I take a pretty hard line against celebrities — or anyone, for that matter — making light of rape, so you might be surprised to find that I’m not immediately against Charlize Theron‘s use of the word to describe what it feels like when the media intrudes on your life.
She made the statement during a conversation with Sky News in promotion of her new movie A Million Ways To Die In The West. The interviewer was reading out headlines that come up when you Google her name, and Charlize said that she avoids searching her name because of the feelings it provokes in her:
“I don’t [Google myself] — that’s my saving grace. When you start living in that world, and doing that, you start feeling raped.”
The interviewer gives her an opportunity to walk back her answer by saying, “That — that strong?”, but she doesn’t take it, instead responding:
“Well, when it comes to your son and your private life…maybe that’s just me. Some people might relish in all of that stuff. But there are certain things in my life that I think of as very sacred, and I’m very protective over them.”
If you’re feeling offended right now, you’re not wrong. Any reaction to Charlize’s statement is valid, because rape is a very strong word to use. But sometimes it can be a knee-jerk reaction to assume it’s being misused, and we have to be careful with that. Myself as much as anyone.
I stand behind the fact that Jennifer Lawrence should not have so flippantly referred to her ‘rape scream‘ when excitedly greeting Alfonso Cuaron at a party, but for me this is a more nuanced situation. In that case, I believe that Jennifer intended to shock by using the wrong word for the situation, while in Charlize’s case, I believe she intended to shock by using the right word.
First of all, it’s important to understand that although it’s primarily (and most strongly) associated with nonconsensual sexual intercourse, the word ‘rape‘ has secondary meanings as well, namely:
an act of plunder, violent seizure, or abuse; despoliation; violation
And when we’re talking about the word ‘raped’, the potential meanings expand even further to contain:
to seize, take, or carry off by force.
Once you have those definitions in mind, consider the fact that the articles that Charlize is talking about aren’t your standard missive critiquing her performance in a movie or recapping what she wore to an award show.

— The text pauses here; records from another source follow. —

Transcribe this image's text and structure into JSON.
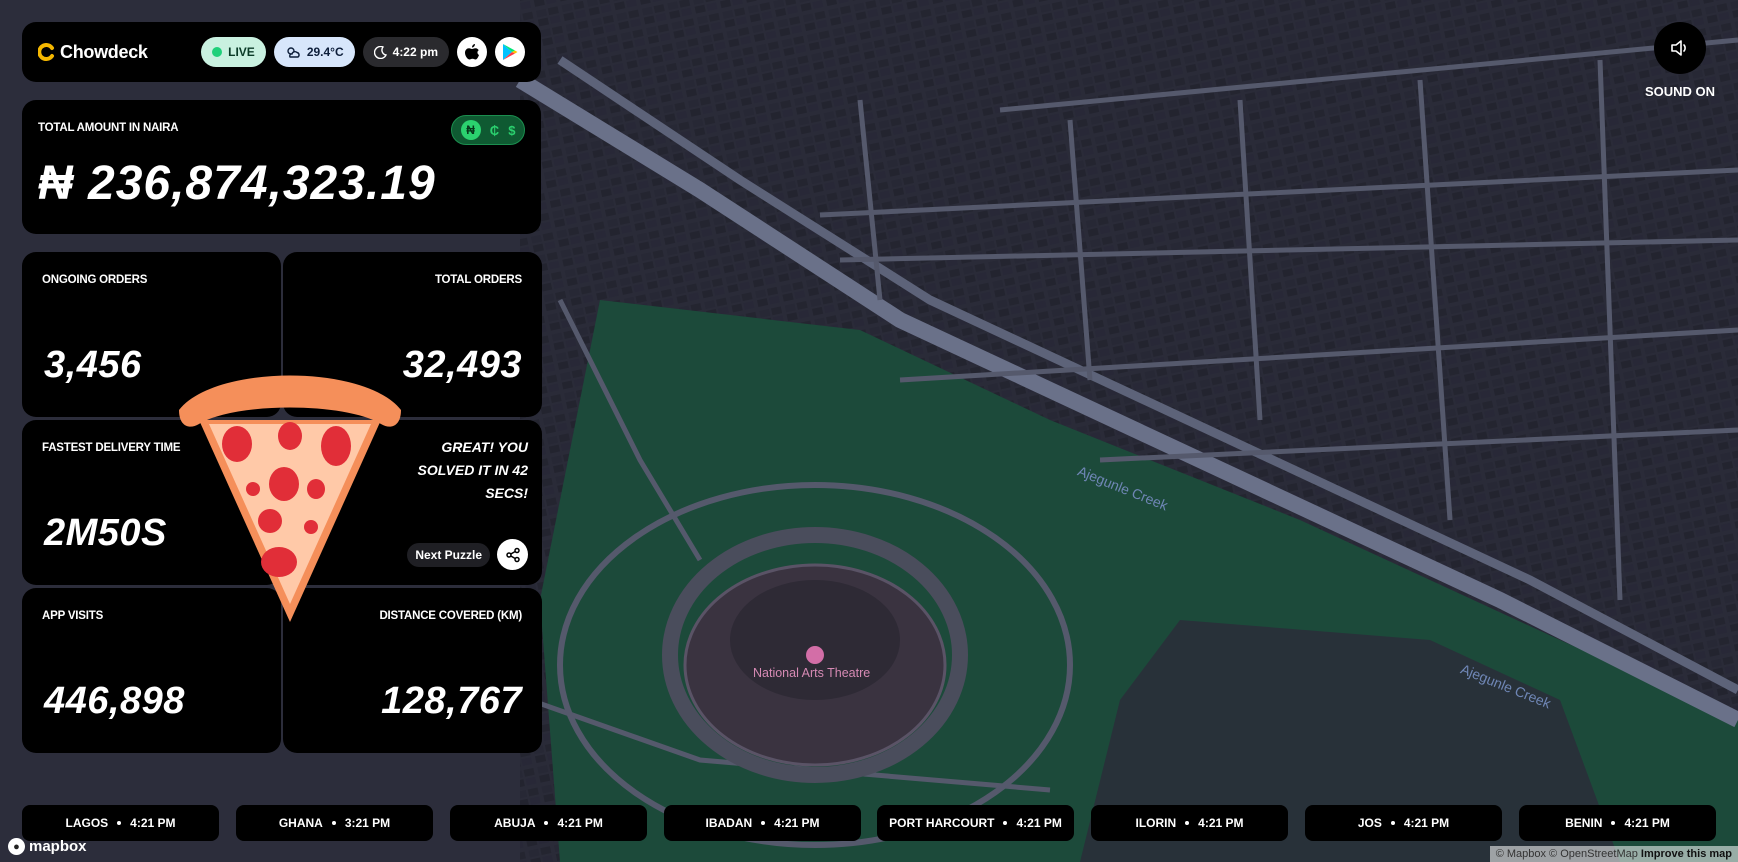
{
  "app": {
    "brand": "Chowdeck",
    "live_label": "LIVE",
    "temperature": "29.4°C",
    "time": "4:22 pm",
    "colors": {
      "accent_green": "#2bd16f",
      "brand_yellow": "#f5b700",
      "background": "#000000",
      "park_green": "#1c4a3a"
    }
  },
  "amount": {
    "label": "TOTAL AMOUNT IN NAIRA",
    "value": "₦ 236,874,323.19",
    "currencies": [
      "₦",
      "₵",
      "$"
    ],
    "active_currency": "₦"
  },
  "stats": {
    "ongoing": {
      "label": "ONGOING ORDERS",
      "value": "3,456"
    },
    "total": {
      "label": "TOTAL ORDERS",
      "value": "32,493"
    },
    "fastest": {
      "label": "FASTEST DELIVERY TIME",
      "value": "2M50S"
    },
    "visits": {
      "label": "APP VISITS",
      "value": "446,898"
    },
    "distance": {
      "label": "DISTANCE COVERED (KM)",
      "value": "128,767"
    }
  },
  "puzzle": {
    "message": "GREAT! YOU SOLVED IT IN 42 SECS!",
    "next_label": "Next Puzzle",
    "icon": "pizza-slice-icon"
  },
  "sound": {
    "label": "SOUND ON",
    "icon": "speaker-icon"
  },
  "cities": [
    {
      "name": "LAGOS",
      "time": "4:21 PM"
    },
    {
      "name": "GHANA",
      "time": "3:21 PM"
    },
    {
      "name": "ABUJA",
      "time": "4:21 PM"
    },
    {
      "name": "IBADAN",
      "time": "4:21 PM"
    },
    {
      "name": "PORT HARCOURT",
      "time": "4:21 PM"
    },
    {
      "name": "ILORIN",
      "time": "4:21 PM"
    },
    {
      "name": "JOS",
      "time": "4:21 PM"
    },
    {
      "name": "BENIN",
      "time": "4:21 PM"
    }
  ],
  "map": {
    "landmark": "National Arts Theatre",
    "creek_label_1": "Ajegunle Creek",
    "creek_label_2": "Ajegunle Creek",
    "mapbox_label": "mapbox",
    "attribution_a": "© Mapbox © OpenStreetMap",
    "attribution_b": "Improve this map"
  }
}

Because Charlize is a celebrity, some of her rights and expectations of privacy have been seized — or plundered, despoiled, violated, or abused — by the media. Every facet of her life is considered up for grabs, so you can look at pictures of her son and rant about his adoption (even leaking details, if you’re that kind of judge and you’re in the mood) or the color of his skin, speculate on the causes for the end of her nine-year relationship with Stuart Townsend, clamor for the end of her relationship with Sean Penn (as I have, loudly), rehash the murder of her verbally abusive, alcoholic father at the hands of her terrified mother in 1991, admire her body, discuss what you’d do if you ever had Charlize naked in a room, and, if you’re dedicated enough to your cause, probably find her phone number, home address, and potentially hack into her computer or voicemail. Information that you might not have on your closest friend, strangers have access to about Charlize, and there’s nothing she can do about it.
Only if someone steps over the line into printing something that is patently untrue or actually threatening bodily harm can Charlize take the step of pursuing legal action. Her rights have been carried away with her celebrity, and her life has been stripped bare under the gaze of the media. I’ve never experienced it myself, but just writing this piece and realizing how many pieces of information and photos are out there, I’m overcome with a pervasive feeling of a powerlessness and helplessness on Charlize’s behalf. I can’t imagine what that feels like, but I can understand, if not appreciate, her choice of words.
…or, who knows, she might have been being just as glib as Jennifer Lawrence and Kristen Stewart before her, and this whole exploration has been an exercise in futility. All I know is that it feels different to me.